The Tesla Model Y has received a price hike just a week after orders opened in Australia, while the Model 3 has also been slugged with an increase of its own.
The Model Y range now opens at $72,300 before on-road costs, up $3400 from its initial $68,900 price tag announced just a week ago.
The Model Y Performance meanwhile, is now priced at $102,329 before on-roads, including the Luxury Car Tax. That’s an increase of $3640.
We’ve contacted Tesla Australia to confirm if existing orders will be honoured at the previously announced price.
Model 3 prices have also been increased: the base model, for example, is up $1600 to $65,500 before on-roads, though that still slots in under the cutoff for various State and Territory EV incentives.
The Model 3 Long Range is up $3800 to $80,000 list, or $80,619 including LCT, and the Performance is up $2700 to $91,600 list ($95,699 including LCT).
All of the above prices are before on-road costs.
Tesla is still quoting a delivery timeframe of February to May 2023 for the new Model Y, the same timeframe as the Model 3 that comes from the same Shanghai factory.
Originally, customers who ordered a Model Y were advised they’d take delivery in the second half of this year, but this timeframe quickly blew out – indeed, it was already shifting last Friday afternoon, hours after the Model Y configurator came online.
“We’re working on accelerating RHD Model Y production.

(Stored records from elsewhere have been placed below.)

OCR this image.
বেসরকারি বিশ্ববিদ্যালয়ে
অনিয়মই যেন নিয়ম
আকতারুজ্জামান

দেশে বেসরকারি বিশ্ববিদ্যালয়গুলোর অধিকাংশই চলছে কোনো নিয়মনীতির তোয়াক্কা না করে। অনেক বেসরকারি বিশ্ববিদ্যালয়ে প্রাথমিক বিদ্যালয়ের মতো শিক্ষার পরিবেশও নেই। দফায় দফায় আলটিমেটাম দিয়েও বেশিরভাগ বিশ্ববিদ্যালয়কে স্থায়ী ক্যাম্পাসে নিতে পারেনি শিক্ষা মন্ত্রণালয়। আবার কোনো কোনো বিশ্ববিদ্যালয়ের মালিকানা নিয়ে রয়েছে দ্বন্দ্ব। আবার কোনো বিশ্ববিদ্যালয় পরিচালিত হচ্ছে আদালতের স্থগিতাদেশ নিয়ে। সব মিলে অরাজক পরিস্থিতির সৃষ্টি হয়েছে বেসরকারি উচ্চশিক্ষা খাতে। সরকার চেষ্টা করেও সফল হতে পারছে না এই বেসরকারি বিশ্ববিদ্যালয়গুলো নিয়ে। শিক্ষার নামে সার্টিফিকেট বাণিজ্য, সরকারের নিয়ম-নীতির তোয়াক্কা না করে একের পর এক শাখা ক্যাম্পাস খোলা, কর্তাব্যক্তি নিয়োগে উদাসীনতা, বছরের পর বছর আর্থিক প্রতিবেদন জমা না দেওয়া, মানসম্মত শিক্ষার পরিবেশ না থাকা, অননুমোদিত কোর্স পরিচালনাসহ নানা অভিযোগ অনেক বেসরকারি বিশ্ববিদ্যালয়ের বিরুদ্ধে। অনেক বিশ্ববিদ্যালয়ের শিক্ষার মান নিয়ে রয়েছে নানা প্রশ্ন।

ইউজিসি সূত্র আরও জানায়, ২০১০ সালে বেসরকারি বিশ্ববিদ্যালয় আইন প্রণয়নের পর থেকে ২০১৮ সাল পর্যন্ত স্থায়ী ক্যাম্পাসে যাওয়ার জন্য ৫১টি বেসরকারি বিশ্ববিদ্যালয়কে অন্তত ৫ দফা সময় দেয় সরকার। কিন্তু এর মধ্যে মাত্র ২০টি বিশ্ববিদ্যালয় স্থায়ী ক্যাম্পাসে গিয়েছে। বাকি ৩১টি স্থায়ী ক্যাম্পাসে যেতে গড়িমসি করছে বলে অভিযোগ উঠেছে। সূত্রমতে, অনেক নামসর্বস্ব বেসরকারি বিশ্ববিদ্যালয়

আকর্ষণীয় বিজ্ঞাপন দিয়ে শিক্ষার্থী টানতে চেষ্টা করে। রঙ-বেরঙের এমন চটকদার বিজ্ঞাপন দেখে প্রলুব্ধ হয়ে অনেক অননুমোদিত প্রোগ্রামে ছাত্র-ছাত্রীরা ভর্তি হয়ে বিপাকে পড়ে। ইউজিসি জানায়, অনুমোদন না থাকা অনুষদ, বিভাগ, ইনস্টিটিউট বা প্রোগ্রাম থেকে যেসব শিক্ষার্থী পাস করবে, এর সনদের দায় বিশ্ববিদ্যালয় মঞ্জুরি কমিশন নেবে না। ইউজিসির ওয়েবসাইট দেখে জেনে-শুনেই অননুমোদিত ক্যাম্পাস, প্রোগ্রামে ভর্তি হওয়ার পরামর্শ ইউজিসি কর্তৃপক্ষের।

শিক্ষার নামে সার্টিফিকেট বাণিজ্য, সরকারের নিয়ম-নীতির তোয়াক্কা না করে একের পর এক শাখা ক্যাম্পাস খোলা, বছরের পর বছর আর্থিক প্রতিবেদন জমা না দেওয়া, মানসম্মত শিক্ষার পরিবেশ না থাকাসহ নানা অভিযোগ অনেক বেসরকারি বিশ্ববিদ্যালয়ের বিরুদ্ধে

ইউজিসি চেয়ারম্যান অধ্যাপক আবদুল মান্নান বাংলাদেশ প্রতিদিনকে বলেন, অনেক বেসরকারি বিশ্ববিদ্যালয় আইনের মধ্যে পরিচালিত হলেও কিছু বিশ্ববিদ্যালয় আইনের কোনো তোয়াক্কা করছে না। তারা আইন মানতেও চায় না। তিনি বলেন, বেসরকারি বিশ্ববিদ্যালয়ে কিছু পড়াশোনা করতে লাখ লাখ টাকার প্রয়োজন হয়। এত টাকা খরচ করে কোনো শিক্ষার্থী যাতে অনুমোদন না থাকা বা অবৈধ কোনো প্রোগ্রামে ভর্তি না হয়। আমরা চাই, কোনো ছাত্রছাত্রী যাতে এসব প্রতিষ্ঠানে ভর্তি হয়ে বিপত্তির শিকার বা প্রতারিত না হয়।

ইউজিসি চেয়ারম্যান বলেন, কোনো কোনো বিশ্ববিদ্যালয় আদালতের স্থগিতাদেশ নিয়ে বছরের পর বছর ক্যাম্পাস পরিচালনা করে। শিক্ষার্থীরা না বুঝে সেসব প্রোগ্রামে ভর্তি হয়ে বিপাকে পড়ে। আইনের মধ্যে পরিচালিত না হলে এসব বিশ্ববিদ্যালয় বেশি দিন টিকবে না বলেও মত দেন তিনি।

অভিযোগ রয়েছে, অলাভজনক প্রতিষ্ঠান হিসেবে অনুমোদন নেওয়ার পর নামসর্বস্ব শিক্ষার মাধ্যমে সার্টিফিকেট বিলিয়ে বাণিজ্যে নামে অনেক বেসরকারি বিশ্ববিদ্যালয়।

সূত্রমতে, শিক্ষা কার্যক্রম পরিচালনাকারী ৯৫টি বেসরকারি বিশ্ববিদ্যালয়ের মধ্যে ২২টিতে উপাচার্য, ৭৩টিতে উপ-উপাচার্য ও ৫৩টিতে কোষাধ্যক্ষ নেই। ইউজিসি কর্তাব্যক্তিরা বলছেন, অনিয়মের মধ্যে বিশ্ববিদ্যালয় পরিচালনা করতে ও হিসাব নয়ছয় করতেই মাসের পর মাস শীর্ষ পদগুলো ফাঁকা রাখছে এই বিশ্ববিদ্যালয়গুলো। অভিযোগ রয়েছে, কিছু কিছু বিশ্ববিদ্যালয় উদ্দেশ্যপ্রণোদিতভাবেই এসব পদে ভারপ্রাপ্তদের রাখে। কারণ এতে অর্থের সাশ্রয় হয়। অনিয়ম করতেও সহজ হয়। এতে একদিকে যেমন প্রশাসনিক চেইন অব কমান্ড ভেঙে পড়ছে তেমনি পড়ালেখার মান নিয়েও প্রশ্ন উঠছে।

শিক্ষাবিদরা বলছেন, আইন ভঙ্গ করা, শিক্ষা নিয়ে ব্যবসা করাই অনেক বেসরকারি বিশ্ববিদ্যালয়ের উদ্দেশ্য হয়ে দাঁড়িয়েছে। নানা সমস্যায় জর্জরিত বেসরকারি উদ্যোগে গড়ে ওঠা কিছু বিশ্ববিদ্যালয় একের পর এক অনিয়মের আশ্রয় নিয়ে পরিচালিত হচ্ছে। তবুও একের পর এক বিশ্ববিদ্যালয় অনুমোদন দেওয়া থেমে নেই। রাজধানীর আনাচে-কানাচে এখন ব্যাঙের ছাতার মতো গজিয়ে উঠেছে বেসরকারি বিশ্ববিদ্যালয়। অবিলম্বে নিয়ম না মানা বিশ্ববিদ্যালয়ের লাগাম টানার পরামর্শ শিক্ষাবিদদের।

Didn’t expect demand to be so high!” said Elon Musk on Twitter, replying to a tweet about strong demand for the electric crossover.
The first batch of Model Ys is rumoured to consist of 3000 vehicles, while the second batch is rumoured to consist of 5000 vehicles.
For reference, Tesla sold 4481 Model 3s this year in Australia to the end of May.
The extended wait for the Model Y and the equally long wait time for the Model 3 means your chances of getting a new Tesla in 2022 are effectively nil, unless you had already ordered one.
As reported earlier today, a new option has appeared in the Model Y and Model 3 configurators for Enhanced Autopilot.
Priced at $5100, it brings the navigate on Autopilot, auto lane-change, auto parking, and Summon functionality to the Model 3 and Model Y without forcing owners to pay $10,100 for the Full Self-Driving Capability (FSD) option.
Without the Enhanced Autopilot or FSD options, the Model Y and Model 3 still feature adaptive cruise, lane-keep assist, and blind-spot assist.
Despite its less popular sedan format, the Model 3 has become far and away Australia’s most popular electric vehicle. It stands to reason the Model Y could perform even better given Australia’s love of SUVs.
In the US, which has a similarly strong appetite for SUVs, the Model Y has overtaken the Model 3 to become the brand’s best seller.
The base Model Y has a claimed 455km of range under the stricter WLTP test cycle and the Performance 514km; those figures are slightly down from the base Model 3 (491km) and Model 3 Performance (547km).